Undermining the politics of secularism
In an election rally, West Bengal chief minister Mamata Banerjee had contrasting messages for the two major religious communities of the state. She appealed to Hindus not to vote on religious grounds, on the basis of “Hindu-Mussalman”, and fall for the Bharatiya Janata Party (BJP)’s attempt to divide people on religious lines. She appealed to Muslims that they must not let minority votes get divided, warned them not to fall for the rhetoric of Abbas Siddiqui (who is a part of the Left-Congress alliance), and warned the community that it would face the “biggest danger” if the BJP came to power.
This message, in a way, sums up all that is wrong with the politics of secularism in India. Ms Banerjee clearly did not see a contradiction in asking Hindus not to vote as Hindus, and asking Muslims to vote as Muslims in a consolidated manner. It was in tune with her party’s strategy of winning a majority of the minority votes and a minority of the majority votes. But this undermines secularism, just as the BJP’s attempt to win a majority of the majority votes by stoking their anxieties, and constructing Muslims as the “other” undermines secularism. In fact, by pointing to attempts to consolidate the minority vote, the BJP is often able to stir up Hindu political consciousness across caste lines.
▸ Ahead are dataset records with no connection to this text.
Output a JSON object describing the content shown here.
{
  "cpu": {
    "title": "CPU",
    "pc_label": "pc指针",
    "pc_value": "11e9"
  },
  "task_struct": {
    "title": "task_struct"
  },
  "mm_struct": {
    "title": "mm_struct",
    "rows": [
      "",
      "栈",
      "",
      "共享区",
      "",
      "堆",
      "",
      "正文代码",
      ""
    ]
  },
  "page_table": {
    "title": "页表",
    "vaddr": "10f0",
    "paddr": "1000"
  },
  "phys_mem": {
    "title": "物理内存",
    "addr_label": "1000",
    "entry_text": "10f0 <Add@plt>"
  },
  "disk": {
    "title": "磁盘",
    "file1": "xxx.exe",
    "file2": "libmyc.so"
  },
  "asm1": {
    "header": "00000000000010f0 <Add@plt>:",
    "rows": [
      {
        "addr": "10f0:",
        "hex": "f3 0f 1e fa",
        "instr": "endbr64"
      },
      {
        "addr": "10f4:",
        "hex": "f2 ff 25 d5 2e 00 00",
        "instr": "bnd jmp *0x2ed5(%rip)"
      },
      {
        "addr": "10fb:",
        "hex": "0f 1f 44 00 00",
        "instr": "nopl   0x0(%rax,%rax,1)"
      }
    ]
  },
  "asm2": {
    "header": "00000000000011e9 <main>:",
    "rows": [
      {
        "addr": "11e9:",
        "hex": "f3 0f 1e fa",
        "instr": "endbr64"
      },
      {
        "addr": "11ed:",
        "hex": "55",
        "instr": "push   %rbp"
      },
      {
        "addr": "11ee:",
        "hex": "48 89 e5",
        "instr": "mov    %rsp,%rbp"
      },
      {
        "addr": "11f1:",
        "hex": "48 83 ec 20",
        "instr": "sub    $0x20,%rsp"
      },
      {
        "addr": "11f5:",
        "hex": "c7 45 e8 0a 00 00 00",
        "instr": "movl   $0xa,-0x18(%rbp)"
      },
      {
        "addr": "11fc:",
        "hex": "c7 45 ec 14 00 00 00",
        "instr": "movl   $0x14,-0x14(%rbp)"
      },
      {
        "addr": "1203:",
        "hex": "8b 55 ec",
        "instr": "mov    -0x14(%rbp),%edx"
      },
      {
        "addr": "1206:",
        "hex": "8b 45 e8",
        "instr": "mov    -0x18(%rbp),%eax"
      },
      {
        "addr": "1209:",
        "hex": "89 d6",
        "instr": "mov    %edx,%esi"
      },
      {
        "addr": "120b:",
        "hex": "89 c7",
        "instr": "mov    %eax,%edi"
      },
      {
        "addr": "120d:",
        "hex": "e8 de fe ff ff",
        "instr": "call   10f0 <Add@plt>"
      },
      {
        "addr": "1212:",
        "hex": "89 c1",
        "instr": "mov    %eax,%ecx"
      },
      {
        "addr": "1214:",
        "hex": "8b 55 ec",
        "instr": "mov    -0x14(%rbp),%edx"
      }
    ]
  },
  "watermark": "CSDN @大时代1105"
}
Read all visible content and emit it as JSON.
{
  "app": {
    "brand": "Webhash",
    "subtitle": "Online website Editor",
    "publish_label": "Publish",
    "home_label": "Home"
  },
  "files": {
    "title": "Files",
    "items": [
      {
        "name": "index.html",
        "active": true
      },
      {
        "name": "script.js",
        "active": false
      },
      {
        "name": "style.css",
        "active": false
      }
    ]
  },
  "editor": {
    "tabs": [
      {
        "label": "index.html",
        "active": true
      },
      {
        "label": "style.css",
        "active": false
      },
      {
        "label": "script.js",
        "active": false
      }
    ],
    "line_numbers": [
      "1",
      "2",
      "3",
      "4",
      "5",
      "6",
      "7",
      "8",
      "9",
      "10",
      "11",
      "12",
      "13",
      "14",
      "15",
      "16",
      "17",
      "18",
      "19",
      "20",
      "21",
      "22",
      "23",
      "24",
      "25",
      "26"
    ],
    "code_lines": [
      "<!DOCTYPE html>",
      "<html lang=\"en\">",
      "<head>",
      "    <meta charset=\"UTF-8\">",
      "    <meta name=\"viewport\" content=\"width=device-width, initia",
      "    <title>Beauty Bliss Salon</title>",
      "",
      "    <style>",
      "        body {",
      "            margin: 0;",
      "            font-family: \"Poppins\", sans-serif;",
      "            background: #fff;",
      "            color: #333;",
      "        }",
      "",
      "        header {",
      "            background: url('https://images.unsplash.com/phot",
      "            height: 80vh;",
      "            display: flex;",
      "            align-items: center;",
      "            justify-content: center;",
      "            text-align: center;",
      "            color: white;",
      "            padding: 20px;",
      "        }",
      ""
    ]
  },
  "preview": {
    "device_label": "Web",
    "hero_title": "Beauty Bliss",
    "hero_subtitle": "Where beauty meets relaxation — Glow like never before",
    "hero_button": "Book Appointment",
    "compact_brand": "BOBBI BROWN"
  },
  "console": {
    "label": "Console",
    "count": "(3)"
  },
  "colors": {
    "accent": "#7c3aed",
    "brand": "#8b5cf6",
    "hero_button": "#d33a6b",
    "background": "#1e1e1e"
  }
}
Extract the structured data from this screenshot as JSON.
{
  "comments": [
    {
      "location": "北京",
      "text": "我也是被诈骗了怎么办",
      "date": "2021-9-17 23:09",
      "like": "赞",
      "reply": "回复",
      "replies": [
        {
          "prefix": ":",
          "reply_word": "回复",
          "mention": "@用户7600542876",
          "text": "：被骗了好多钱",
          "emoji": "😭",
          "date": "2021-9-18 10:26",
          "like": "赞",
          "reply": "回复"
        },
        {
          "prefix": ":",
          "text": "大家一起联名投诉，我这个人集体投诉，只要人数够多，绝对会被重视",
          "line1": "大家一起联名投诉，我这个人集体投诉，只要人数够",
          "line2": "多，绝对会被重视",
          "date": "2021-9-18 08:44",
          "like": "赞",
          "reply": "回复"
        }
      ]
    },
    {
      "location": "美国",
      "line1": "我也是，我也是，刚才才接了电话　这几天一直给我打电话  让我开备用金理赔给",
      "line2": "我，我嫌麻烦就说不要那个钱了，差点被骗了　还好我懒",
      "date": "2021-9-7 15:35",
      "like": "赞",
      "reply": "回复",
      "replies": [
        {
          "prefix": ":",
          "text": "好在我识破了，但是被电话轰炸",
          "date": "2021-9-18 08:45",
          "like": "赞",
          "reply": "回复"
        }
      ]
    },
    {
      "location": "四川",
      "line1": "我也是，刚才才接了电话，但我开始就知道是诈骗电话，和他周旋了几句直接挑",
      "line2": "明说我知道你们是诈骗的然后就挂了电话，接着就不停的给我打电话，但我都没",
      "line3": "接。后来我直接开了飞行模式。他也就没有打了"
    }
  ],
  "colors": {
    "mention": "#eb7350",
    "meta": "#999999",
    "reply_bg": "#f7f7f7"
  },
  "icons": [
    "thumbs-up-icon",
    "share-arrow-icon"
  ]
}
Unless Indian politics is able to move beyond this excessive focus on group identities, and creation of binaries based on these, this approach will only get more entrenched. The BJP’s majoritarian politics is a challenge to India’s composite and diverse social mosaic, but the Opposition’s politics, with open appeals to minorities to prioritise their religious identity, weakens the secular project too.